All statistical analyses were conducted using R version 3.5.3 (R Core Team, 2019) and RStudio version 1.2.1335 (RStudio Team, 2019). Spearman's rank correlation was used to test the intra-individual correlation in migratory behavior between first and second year of tracking (Hanson et al., 2010; Taylor and Cooke, 2014; Nelson et al., 2015). Data on sea temperature and salmon lice prevalence were plotted using r-package ggplot2 (Wickham, 2016), using the “geom_smooth” function to produce smoothed trend lines.
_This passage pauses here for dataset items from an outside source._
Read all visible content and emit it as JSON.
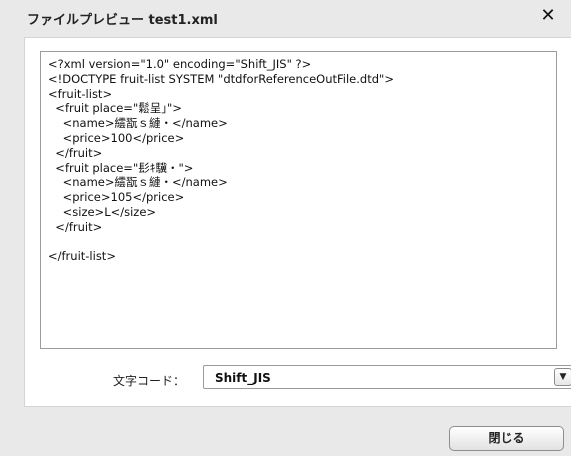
{
  "window": {
    "title": "ファイルプレビュー test1.xml",
    "close_icon": "close-icon"
  },
  "preview": {
    "content": "<?xml version=\"1.0\" encoding=\"Shift_JIS\" ?>\n<!DOCTYPE fruit-list SYSTEM \"dtdforReferenceOutFile.dtd\">\n<fruit-list>\n  <fruit place=\"鬆呈｣\">\n    <name>繧翫ｓ縺・</name>\n    <price>100</price>\n  </fruit>\n  <fruit place=\"髟ｷ驥・\">\n    <name>繧翫ｓ縺・</name>\n    <price>105</price>\n    <size>L</size>\n  </fruit>\n\n</fruit-list>"
  },
  "encoding": {
    "label": "文字コード：",
    "selected": "Shift_JIS",
    "dropdown_icon": "chevron-down-icon"
  },
  "footer": {
    "close_label": "閉じる"
  }
}
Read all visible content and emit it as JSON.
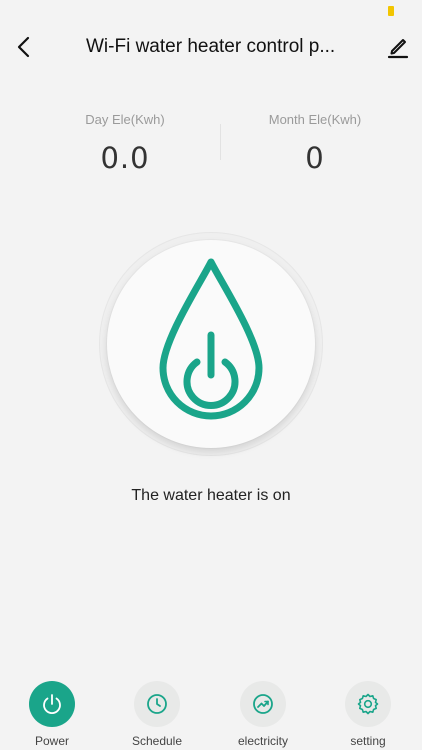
{
  "header": {
    "title": "Wi-Fi water heater control p...",
    "back_icon": "chevron-left-icon",
    "edit_icon": "pencil-icon"
  },
  "stats": {
    "day": {
      "label": "Day Ele(Kwh)",
      "value": "0.0"
    },
    "month": {
      "label": "Month Ele(Kwh)",
      "value": "0"
    }
  },
  "power": {
    "icon": "water-drop-power-icon",
    "accent_color": "#1aa58a",
    "status_text": "The water heater is on"
  },
  "tabs": [
    {
      "label": "Power",
      "icon": "power-icon",
      "active": true
    },
    {
      "label": "Schedule",
      "icon": "clock-icon",
      "active": false
    },
    {
      "label": "electricity",
      "icon": "chart-trend-icon",
      "active": false
    },
    {
      "label": "setting",
      "icon": "gear-icon",
      "active": false
    }
  ],
  "colors": {
    "accent": "#1aa58a",
    "background": "#f3f3f3",
    "battery": "#f2c500"
  }
}
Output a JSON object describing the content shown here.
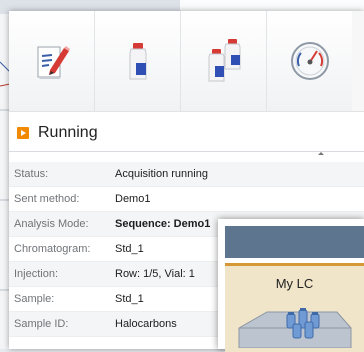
{
  "toolbar": {
    "buttons": [
      {
        "name": "sequence-editor-button",
        "icon": "document-pencil-icon"
      },
      {
        "name": "single-run-button",
        "icon": "sample-bottle-icon"
      },
      {
        "name": "sequence-run-button",
        "icon": "multiple-bottles-icon"
      },
      {
        "name": "instrument-status-button",
        "icon": "gauge-icon"
      }
    ]
  },
  "status_section": {
    "title": "Running"
  },
  "info_rows": [
    {
      "label": "Status:",
      "value": "Acquisition running",
      "bold": false
    },
    {
      "label": "Sent method:",
      "value": "Demo1",
      "bold": false
    },
    {
      "label": "Analysis Mode:",
      "value": "Sequence: Demo1",
      "bold": true
    },
    {
      "label": "Chromatogram:",
      "value": "Std_1",
      "bold": false
    },
    {
      "label": "Injection:",
      "value": "Row: 1/5, Vial: 1",
      "bold": false
    },
    {
      "label": "Sample:",
      "value": "Std_1",
      "bold": false
    },
    {
      "label": "Sample ID:",
      "value": "Halocarbons",
      "bold": false
    }
  ],
  "instrument": {
    "name": "My LC"
  },
  "colors": {
    "accent": "#f18a00",
    "instrument_header": "#5e7590",
    "instrument_body": "#f1e5c9",
    "instrument_stripe": "#d69836"
  }
}
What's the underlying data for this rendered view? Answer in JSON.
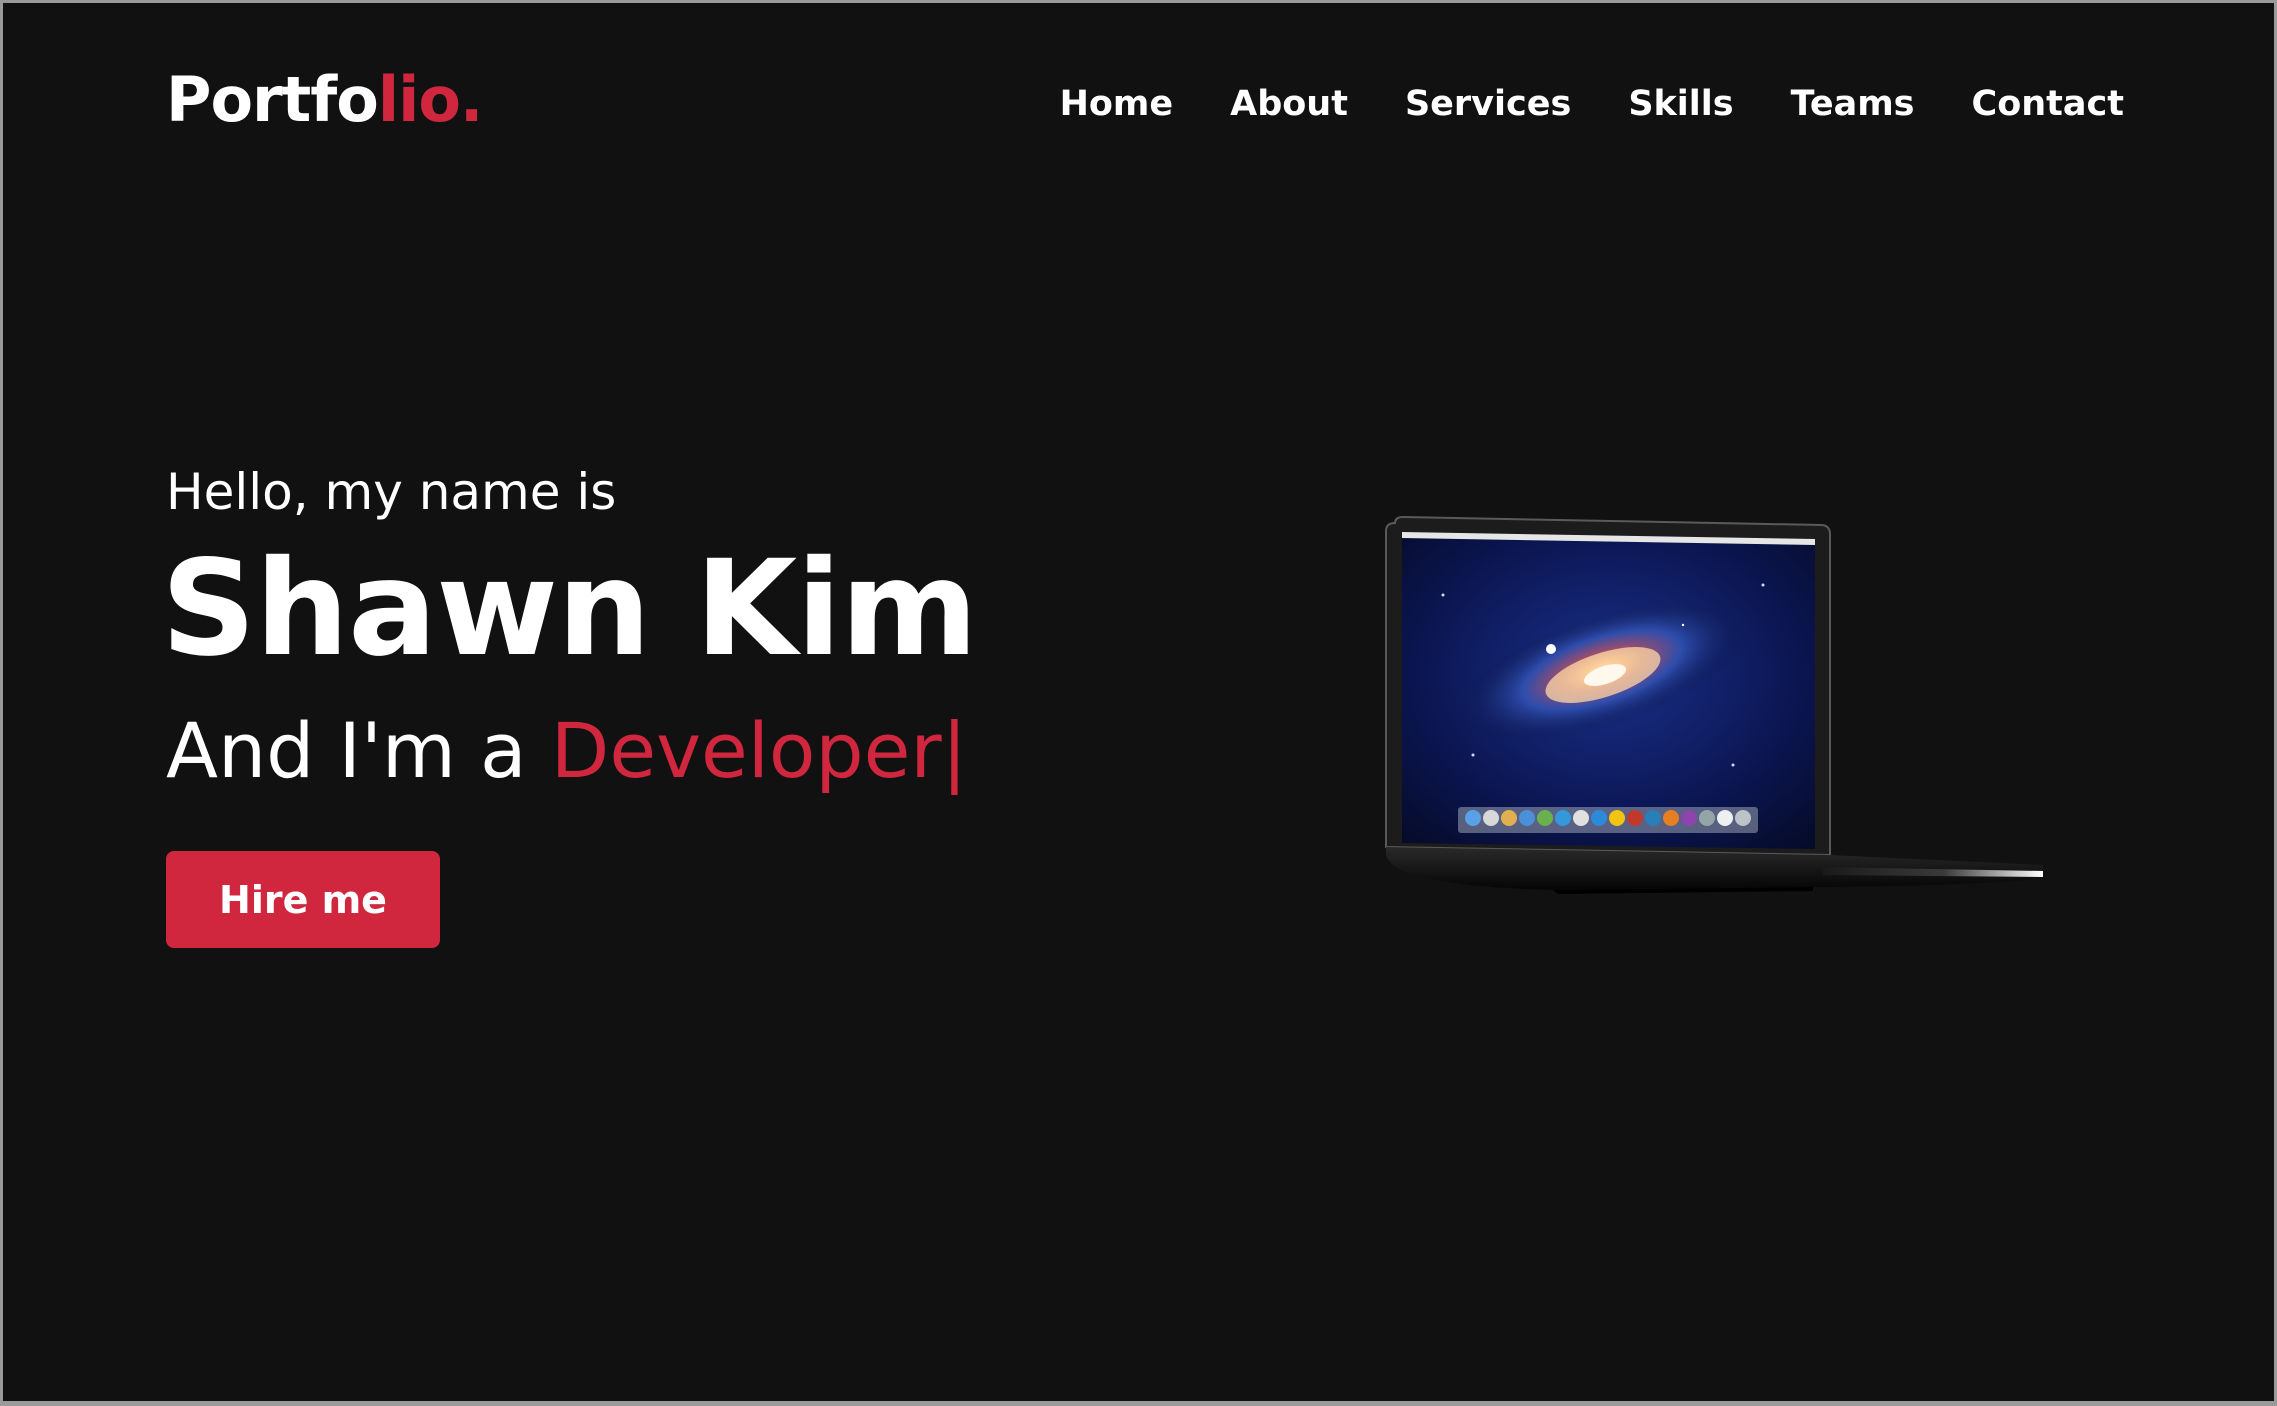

Marine migratory tactics were classified as short- medium- and long distance migration in Hemnfjord for each tracking season, based on how far out in the fjord system the fish was detected (Figure 1, Eldøy et al., 2015). Similarly, marine migratory tactics were defined as short, long-inner, and long-outer distance migrants based on migratory distance in Tosenfjord (Figure 1, Bordeleau et al., 2018), where fish remaining resident in the estuary of River Åbjøra were considered as short distance migrants. Only fish observed returning to freshwater the second season, being detected after 1 July in the second tracking, season or qualifying for the longest distance migratory tactic in the second tracking season were included in this analysis. The categorical variables of migration distance were transformed to ordinal structure according to relative migration distance (short = 1, medium/long-inner = 2, and long/long-outer = 3) prior to testing the intra-individual consistency using Spearman's correlation test.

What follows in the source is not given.